Generally, the origin of Hindutva is credited to Savarkar, who had provided its definition in 1923 but at a conceptual level it goes back to Lokmanya Tilak, who not only saw the potential of religious ideology in political mobilisation for the first time but effectuated it by starting public celebrations of Ganeshotsava and birth anniversaries of Shivaji as the protector of cows and Brahmins. The basic reason was to win back the celebration-loving masses of lower castes that had drifted to observe Islamic festivals under the Sufi influence.
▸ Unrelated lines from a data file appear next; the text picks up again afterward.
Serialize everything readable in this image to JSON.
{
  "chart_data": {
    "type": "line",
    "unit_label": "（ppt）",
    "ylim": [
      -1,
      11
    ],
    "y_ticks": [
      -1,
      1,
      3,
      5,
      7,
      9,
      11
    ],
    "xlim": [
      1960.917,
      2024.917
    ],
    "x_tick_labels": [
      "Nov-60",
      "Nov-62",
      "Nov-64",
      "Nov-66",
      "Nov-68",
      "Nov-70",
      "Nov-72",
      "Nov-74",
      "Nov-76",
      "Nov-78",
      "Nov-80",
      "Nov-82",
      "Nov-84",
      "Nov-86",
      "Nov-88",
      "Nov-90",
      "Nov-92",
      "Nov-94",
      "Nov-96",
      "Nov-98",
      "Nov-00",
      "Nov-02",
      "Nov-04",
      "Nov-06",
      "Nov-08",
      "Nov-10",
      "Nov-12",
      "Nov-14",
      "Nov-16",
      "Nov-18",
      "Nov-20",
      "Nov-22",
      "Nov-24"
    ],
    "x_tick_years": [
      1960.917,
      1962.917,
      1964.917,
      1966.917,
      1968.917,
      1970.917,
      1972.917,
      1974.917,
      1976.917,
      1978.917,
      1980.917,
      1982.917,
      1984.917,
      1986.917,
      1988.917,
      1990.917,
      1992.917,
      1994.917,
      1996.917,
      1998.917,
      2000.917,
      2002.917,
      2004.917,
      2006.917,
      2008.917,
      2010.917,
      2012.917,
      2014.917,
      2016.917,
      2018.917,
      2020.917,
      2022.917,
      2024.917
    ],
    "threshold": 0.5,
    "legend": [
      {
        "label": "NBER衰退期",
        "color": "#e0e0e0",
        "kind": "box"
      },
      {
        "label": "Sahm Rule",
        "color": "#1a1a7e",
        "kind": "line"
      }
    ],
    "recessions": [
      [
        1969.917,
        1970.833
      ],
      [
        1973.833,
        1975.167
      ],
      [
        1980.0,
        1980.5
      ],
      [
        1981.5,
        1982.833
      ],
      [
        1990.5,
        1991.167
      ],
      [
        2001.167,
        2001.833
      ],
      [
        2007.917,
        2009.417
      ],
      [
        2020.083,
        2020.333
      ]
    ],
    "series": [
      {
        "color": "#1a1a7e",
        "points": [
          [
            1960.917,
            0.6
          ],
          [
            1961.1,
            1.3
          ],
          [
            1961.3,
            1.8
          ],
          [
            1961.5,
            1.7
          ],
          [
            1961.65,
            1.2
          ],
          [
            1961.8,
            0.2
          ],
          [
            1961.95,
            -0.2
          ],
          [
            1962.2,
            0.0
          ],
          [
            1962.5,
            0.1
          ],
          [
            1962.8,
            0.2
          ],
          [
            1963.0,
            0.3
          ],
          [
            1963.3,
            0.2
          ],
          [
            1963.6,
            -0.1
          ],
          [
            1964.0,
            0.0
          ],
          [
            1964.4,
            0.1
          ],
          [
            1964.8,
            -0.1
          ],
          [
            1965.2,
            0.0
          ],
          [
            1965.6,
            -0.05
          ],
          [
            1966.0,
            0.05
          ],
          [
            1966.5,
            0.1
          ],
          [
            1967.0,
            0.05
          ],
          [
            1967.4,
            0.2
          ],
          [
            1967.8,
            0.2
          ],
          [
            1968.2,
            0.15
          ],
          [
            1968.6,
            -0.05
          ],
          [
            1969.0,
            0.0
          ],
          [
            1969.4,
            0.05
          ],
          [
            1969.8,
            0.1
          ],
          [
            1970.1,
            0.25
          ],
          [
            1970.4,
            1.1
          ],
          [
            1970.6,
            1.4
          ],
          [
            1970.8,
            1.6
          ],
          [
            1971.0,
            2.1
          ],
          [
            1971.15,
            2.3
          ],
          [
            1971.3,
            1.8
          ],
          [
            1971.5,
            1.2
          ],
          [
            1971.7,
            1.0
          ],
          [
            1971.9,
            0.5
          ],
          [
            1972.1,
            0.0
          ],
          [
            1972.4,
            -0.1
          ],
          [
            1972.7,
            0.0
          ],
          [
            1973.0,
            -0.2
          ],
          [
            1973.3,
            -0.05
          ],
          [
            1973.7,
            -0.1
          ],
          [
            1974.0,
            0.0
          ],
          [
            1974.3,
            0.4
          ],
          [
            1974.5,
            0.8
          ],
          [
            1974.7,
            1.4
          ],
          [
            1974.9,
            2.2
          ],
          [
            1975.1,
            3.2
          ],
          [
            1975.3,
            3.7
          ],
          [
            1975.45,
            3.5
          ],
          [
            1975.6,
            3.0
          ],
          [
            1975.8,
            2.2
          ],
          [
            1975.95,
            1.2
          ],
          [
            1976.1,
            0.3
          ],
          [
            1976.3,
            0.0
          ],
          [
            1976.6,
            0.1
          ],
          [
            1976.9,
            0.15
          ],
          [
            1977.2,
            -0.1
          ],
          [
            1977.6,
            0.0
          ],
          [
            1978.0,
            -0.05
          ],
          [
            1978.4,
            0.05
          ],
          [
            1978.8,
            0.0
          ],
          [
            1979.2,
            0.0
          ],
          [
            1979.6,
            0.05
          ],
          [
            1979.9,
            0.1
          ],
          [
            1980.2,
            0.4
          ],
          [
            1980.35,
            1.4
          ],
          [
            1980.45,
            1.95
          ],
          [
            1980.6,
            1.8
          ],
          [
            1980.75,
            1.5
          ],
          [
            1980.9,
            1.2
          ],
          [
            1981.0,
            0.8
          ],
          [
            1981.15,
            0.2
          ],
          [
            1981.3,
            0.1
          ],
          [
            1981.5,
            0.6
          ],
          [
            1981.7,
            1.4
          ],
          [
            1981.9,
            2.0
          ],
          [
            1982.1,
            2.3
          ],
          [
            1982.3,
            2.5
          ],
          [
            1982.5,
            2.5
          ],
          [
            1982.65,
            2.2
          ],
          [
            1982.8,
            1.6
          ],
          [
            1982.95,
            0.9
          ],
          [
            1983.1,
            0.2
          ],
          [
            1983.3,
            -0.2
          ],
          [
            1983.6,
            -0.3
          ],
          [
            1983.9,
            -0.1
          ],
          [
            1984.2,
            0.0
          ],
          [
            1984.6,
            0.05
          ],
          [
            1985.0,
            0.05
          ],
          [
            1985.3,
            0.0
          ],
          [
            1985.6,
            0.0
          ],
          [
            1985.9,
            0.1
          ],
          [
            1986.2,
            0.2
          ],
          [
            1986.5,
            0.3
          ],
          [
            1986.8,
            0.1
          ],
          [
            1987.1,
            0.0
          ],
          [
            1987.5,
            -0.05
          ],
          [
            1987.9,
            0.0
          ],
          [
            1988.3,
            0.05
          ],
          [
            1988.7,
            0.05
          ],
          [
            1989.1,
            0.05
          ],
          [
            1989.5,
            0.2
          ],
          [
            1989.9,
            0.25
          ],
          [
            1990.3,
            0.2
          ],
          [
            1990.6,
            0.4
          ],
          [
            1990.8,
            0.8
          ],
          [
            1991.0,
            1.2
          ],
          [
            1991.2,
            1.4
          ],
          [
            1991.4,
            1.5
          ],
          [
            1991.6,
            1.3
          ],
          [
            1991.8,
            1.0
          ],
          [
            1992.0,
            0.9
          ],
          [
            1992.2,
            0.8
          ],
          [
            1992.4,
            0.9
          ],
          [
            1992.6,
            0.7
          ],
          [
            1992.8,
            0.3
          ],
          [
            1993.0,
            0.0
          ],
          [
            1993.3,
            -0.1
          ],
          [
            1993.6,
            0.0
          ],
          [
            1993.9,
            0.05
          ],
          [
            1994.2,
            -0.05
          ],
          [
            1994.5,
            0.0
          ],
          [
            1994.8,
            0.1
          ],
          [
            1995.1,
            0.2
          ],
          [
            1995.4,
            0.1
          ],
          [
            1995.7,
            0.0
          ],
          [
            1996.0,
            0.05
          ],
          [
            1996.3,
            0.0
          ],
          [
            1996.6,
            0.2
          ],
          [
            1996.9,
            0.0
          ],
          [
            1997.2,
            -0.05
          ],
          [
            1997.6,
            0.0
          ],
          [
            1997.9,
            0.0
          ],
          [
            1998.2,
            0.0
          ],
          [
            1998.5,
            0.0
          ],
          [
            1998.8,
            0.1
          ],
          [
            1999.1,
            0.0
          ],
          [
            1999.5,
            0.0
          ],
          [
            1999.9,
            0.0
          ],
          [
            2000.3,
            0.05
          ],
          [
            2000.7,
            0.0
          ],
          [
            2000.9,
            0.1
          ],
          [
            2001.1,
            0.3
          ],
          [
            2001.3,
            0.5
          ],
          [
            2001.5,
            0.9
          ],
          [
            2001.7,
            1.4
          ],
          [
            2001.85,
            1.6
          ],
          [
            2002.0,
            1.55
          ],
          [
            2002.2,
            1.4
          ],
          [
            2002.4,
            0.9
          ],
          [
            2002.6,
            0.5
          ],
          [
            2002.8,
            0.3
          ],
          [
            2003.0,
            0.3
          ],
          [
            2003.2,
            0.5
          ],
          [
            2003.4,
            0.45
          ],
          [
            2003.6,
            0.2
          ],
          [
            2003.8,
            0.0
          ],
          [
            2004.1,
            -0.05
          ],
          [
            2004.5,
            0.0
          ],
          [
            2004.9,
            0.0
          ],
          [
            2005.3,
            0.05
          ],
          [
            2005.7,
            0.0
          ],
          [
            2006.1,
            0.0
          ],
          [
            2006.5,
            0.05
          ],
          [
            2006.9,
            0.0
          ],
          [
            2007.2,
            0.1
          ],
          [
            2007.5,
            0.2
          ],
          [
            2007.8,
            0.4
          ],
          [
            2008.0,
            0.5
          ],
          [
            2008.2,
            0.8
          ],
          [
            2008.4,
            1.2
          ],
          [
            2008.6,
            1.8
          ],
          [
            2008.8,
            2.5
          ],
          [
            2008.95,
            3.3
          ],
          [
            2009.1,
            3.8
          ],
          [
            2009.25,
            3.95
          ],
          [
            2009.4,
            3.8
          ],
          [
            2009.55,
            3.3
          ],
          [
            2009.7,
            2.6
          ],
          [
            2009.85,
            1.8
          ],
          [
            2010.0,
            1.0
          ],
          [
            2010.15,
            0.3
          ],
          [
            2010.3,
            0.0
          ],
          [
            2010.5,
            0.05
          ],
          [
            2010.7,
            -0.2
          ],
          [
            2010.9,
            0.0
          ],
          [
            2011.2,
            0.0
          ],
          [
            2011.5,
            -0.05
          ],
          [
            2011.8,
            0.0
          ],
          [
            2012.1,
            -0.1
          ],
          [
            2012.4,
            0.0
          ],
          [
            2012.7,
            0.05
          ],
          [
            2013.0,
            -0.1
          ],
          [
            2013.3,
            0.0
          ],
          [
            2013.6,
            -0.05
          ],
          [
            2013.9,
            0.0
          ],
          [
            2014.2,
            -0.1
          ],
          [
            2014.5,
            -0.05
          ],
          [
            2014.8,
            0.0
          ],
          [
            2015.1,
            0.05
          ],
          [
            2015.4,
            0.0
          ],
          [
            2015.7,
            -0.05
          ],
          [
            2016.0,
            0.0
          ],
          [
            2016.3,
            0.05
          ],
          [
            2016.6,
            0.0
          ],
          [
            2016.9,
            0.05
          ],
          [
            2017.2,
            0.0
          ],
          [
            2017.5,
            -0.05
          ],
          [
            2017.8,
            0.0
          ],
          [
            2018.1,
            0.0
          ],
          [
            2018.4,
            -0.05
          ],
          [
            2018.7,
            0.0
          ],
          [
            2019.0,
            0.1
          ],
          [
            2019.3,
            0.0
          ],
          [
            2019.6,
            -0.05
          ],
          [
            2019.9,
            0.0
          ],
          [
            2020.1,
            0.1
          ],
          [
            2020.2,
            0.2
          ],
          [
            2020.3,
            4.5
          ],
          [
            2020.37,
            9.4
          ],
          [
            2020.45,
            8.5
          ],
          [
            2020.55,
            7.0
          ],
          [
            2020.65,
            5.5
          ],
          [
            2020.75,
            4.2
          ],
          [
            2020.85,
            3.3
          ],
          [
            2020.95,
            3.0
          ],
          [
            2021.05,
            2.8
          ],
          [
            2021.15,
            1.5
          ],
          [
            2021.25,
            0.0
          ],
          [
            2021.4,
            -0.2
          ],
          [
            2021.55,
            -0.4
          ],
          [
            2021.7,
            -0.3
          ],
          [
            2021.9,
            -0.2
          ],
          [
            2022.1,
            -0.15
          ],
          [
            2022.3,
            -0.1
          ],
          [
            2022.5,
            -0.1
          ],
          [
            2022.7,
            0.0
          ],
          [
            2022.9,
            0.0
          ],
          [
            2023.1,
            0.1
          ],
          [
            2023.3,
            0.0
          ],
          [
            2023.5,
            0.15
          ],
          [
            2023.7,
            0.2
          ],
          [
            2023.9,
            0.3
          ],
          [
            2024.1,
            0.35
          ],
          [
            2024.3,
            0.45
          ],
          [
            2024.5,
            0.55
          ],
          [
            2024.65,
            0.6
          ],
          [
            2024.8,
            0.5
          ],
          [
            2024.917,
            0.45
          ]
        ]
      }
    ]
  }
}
Tilak had also propounded the intellectually juvenile ‘Aryan theory of race’ that claimed a white racial stock for upper caste Indians and accepted the Vedas as their core literature—an illusion shared by many upper caste people those days. Essentially, Tilak thus represented the contemporary Chitpavan struggle to revive the lost glory of Brahminism that had nothing for the lower castes other than their assigned caste rung. From 1924 to 1935 Kesari, Tilak’s paper regularly published editorials and articles about Italy, Fascism and Mussolini. It described the passage from liberal government to dictatorship as a shift from anarchy to an orderly situation, where social struggles had no more reason to exist.

(Anand Teltumbde is Senior Professor and Chair, Big Dat Analytics, Goa Institute of Management, Sanqulim. The views expressed are personal.)